Last updateWed, 20 Jun 2018 4am

Another Record Year for Langley Holdings

Langley Holdings, the diverse engineering and industrial group,  published its IFRS Annual Report & Accounts for the year ended 31 December, 2017.

The group’s chairman, Tony Langley, said in his review of the business that 2017 had been “...another remarkably successful year” with underlying profits before tax up by 7% on the previous year, making 2017 another record year for the group.

The reported profit before tax for 2017 was €111.8 million versus €122.7 million in 2016. However, adjusting for currency effects when translating the group’s cash to euro values at the year ends, 2016 was €113.1 million versus €120.8 million for 2017

Revenues were almost flat at €903.5 million (2016: €900.9 million) The group’s Piller and ARO divisions both recorded record revenue and profit years, but Claudius Peters missed its target and Manroland, although profitable and having returned the group’s investment in the printing machine builder, was “below par’ with its contribution.

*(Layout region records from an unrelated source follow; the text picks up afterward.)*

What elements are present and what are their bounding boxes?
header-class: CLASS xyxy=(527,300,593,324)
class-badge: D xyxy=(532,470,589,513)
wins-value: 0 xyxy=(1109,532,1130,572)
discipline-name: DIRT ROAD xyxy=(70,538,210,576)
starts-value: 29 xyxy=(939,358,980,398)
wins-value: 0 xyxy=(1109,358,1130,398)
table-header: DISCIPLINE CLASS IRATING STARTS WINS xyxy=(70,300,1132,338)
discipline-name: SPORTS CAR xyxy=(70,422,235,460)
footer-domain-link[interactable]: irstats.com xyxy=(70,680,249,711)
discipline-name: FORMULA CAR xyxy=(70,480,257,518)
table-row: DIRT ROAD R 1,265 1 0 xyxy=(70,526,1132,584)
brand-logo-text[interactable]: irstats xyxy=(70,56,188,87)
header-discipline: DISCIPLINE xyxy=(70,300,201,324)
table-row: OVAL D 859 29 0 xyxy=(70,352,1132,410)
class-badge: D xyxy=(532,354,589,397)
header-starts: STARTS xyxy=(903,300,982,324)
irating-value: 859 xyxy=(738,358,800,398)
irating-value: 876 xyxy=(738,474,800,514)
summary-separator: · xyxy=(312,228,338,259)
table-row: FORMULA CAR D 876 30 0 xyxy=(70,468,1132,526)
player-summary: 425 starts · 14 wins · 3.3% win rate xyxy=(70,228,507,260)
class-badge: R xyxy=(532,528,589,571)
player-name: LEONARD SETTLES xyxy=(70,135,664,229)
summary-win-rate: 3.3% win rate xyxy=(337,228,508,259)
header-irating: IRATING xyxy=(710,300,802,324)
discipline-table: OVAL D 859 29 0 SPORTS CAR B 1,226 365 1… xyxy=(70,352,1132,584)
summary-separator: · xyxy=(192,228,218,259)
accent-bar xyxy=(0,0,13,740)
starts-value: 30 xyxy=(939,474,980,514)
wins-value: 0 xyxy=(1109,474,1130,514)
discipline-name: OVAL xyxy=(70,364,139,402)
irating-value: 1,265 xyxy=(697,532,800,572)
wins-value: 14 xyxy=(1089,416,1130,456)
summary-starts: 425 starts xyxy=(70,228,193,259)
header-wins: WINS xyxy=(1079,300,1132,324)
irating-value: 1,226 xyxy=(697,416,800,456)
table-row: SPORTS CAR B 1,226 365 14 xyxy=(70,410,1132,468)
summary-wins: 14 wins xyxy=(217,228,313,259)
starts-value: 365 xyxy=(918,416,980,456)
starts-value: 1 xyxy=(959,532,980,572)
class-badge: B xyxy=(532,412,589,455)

Other Businesses performed profitably, in line with expectations and Langley announced that the group is partnering Sir Ben Ainslie’s Land Rover BAR challenge for the 36th Americas Cup.

The group made one small acquisition during the period and Active Power, acquired in November 2016, made a profit for the first time since the former NASDAQ businesses’s IPO in 2001.

In his concluding remarks, Langley says that the group is continuing to seek out further acquisition opportunities to develop the group further for the long term.